Blog: Honeypots
Work on our honeynet continues apace
A month in, our fake profiles have had significant interest from social networks. Invites have been received and accepted from direct competitors, industry bodies, industry ‘names’ and a fair few recruiters.
The more genuine connections they have, the more plausible they are as real people. Hence, the more likely they are to be the recipients of targeted malware; the more useful threat intel we receive.
I’ve shared their names at a couple of talks I’ve given recently, where I know that the audience is likely to be trustworthy, but I’m not going to start announcing who they are on the interwebs. That would be Honeynet suicide!
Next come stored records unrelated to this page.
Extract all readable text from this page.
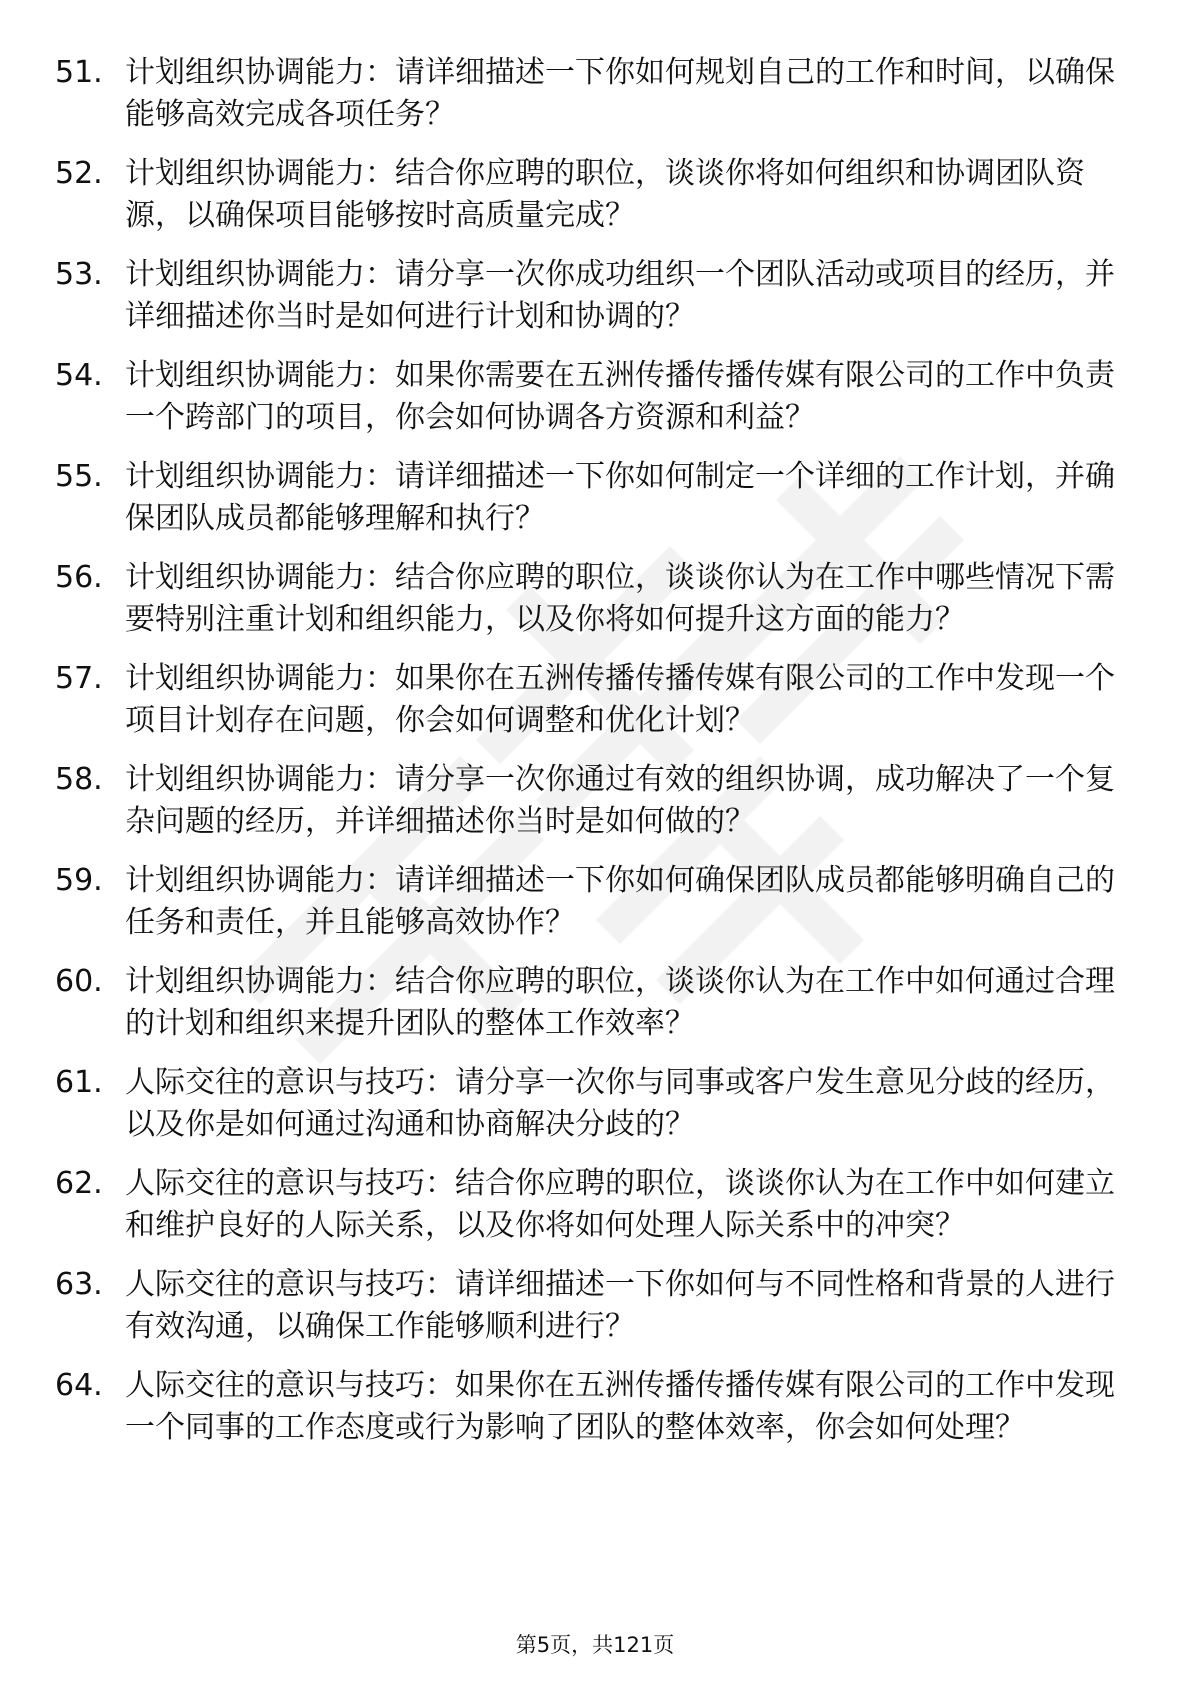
51. 计划组织协调能力：请详细描述一下你如何规划自己的工作和时间，以确保能够高效完成各项任务？
52. 计划组织协调能力：结合你应聘的职位，谈谈你将如何组织和协调团队资源，以确保项目能够按时高质量完成？
53. 计划组织协调能力：请分享一次你成功组织一个团队活动或项目的经历，并详细描述你当时是如何进行计划和协调的？
54. 计划组织协调能力：如果你需要在五洲传播传播传媒有限公司的工作中负责一个跨部门的项目，你会如何协调各方资源和利益？
55. 计划组织协调能力：请详细描述一下你如何制定一个详细的工作计划，并确保团队成员都能够理解和执行？
56. 计划组织协调能力：结合你应聘的职位，谈谈你认为在工作中哪些情况下需要特别注重计划和组织能力，以及你将如何提升这方面的能力？
57. 计划组织协调能力：如果你在五洲传播传播传媒有限公司的工作中发现一个项目计划存在问题，你会如何调整和优化计划？
58. 计划组织协调能力：请分享一次你通过有效的组织协调，成功解决了一个复杂问题的经历，并详细描述你当时是如何做的？
59. 计划组织协调能力：请详细描述一下你如何确保团队成员都能够明确自己的任务和责任，并且能够高效协作？
60. 计划组织协调能力：结合你应聘的职位，谈谈你认为在工作中如何通过合理的计划和组织来提升团队的整体工作效率？
61. 人际交往的意识与技巧：请分享一次你与同事或客户发生意见分歧的经历，以及你是如何通过沟通和协商解决分歧的？
62. 人际交往的意识与技巧：结合你应聘的职位，谈谈你认为在工作中如何建立和维护良好的人际关系，以及你将如何处理人际关系中的冲突？
63. 人际交往的意识与技巧：请详细描述一下你如何与不同性格和背景的人进行有效沟通，以确保工作能够顺利进行？
64. 人际交往的意识与技巧：如果你在五洲传播传播传媒有限公司的工作中发现一个同事的工作态度或行为影响了团队的整体效率，你会如何处理？
第5页，共121页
The next challenge is to ensure the profiles stay current and up to date
So far, we have been maintaining them with status updates that mostly reflect information that we’ve been sharing from the business, as you would expect.
Ideally, one would have someone creating fake Facebook and Twitter ‘lives’ for them, but that’s a lot of hard work. Imagine the complexity of maintaining several distinct social media profiles and making them seem real. I struggle with making my own life seem real!
So that’s where an interesting paper that popped up recently drew my attention, with a high level write up here.
Twitter bots would be the ideal route to populate their Twitter profiles with content that appears fresh, but it’s always a risk: too automated and it becomes obvious that the profile is fake.
The authors have released a tool that attempts to determine whether a Twitter handle is a bot or not.
The perfect tool to use to work out if the bot content we are using to populate a profile is detectable as a bot.
One turns the tool against its original purpose, as is so often done in security. Use the detection tool to determine if one is vulnerable to detection or not.